Maybe Nvidia drivers just worked better with windows 7 at present!
Still not sure about this steam SS control thing but I think they introduced that a week or 2 before I changed my OS to windows 10 and I never saw any change while still in 7.
Maybe the next set of Nvidia drivers may show a improvement. I have already rolled back to a more stable driver but still not running at the level I was on windows 7.
 
Got the Steam version myself, but run the game directly from Oculus Dash, and no mess with Steam VR or anything there. You can get the required Oculus code for free from the FD site.
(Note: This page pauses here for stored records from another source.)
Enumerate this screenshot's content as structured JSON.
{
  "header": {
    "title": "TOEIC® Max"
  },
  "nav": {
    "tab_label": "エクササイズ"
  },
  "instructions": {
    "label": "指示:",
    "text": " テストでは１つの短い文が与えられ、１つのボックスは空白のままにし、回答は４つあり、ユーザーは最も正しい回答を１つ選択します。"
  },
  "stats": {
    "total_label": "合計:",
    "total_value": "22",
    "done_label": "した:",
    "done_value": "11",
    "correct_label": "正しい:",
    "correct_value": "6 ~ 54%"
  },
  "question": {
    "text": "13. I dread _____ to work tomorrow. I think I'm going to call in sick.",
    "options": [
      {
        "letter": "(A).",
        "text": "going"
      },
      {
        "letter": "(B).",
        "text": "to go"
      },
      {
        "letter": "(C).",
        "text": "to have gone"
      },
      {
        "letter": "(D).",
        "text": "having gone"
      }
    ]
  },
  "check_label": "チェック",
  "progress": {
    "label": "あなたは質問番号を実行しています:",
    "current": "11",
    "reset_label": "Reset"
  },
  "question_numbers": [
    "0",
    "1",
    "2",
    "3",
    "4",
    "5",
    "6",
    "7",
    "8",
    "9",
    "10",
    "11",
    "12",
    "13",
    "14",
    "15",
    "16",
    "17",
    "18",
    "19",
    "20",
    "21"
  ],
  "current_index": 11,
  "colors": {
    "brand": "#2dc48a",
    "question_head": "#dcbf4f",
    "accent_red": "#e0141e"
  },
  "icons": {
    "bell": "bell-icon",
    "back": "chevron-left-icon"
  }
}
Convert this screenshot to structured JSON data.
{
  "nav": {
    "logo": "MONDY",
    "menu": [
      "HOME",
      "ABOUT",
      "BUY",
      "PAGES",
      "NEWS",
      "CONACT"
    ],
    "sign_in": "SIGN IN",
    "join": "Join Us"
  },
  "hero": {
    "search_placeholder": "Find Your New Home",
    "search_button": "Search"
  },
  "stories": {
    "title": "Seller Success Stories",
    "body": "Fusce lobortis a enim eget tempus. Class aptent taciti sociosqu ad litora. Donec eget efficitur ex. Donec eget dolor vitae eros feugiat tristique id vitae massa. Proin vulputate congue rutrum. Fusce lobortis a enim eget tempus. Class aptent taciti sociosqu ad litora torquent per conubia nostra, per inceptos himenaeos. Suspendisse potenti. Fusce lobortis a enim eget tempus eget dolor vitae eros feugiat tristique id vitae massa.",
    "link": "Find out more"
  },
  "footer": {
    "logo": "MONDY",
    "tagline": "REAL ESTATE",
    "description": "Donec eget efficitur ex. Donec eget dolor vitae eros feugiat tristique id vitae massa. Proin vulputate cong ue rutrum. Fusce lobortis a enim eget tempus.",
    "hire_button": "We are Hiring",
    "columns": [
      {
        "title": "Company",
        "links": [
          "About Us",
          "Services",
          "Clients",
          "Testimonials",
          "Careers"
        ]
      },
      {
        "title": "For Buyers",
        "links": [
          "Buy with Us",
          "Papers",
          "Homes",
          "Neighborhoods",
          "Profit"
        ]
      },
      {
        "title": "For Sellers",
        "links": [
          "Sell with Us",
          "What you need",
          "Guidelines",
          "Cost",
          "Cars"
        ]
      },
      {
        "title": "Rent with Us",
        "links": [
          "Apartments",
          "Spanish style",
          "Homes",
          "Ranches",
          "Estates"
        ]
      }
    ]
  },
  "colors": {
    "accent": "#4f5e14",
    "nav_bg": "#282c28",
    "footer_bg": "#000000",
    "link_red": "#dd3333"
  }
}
Possibly, that helps, but it's another 16g download.

O7,
[noob]
 
Elite has native Oculus support, you do not want Steam VR turning on when you run it though a Oculus.

Normal Oculus rendering is:

Game renders super sampled > applies barrel distortion to bring higher res down to fish eye shape > renders to head set


With Steam VR running with Oculus on Elite it does:

Game renders super sampled > applies barrel distortion to bring higher res down to fish eye shape > Steam VR intercepts, undoes barrel distortion > adds Steam VR interface > applies Steam VR barrel distortion > renders to head set


Taking any image, shrink it down, make it bigger, then shrink it down again, it will become a pixilated mess, also having another program force to have to intercept, which is slow, inject, which is slow, and then undo and redo the distortion phase, and then remember it is doing this for both eyes, means more processing time, looks worse and gives less fps.

80% of people that come to my stream complaining that they cannot read text is because they are running Steam VR with an Oculus, 18% is because they are using a Vive and did not turn off Steam VR Theater ( causes the expanding and contracting of just the text layer causing it to go blurry for Vive users ) the last few percent is was people messing with supersampling incorrectly


General rule is, if any game has native Oculus support, you do not want Steam VR involved unless you like to reduce your performance by forcing it to do everything twice.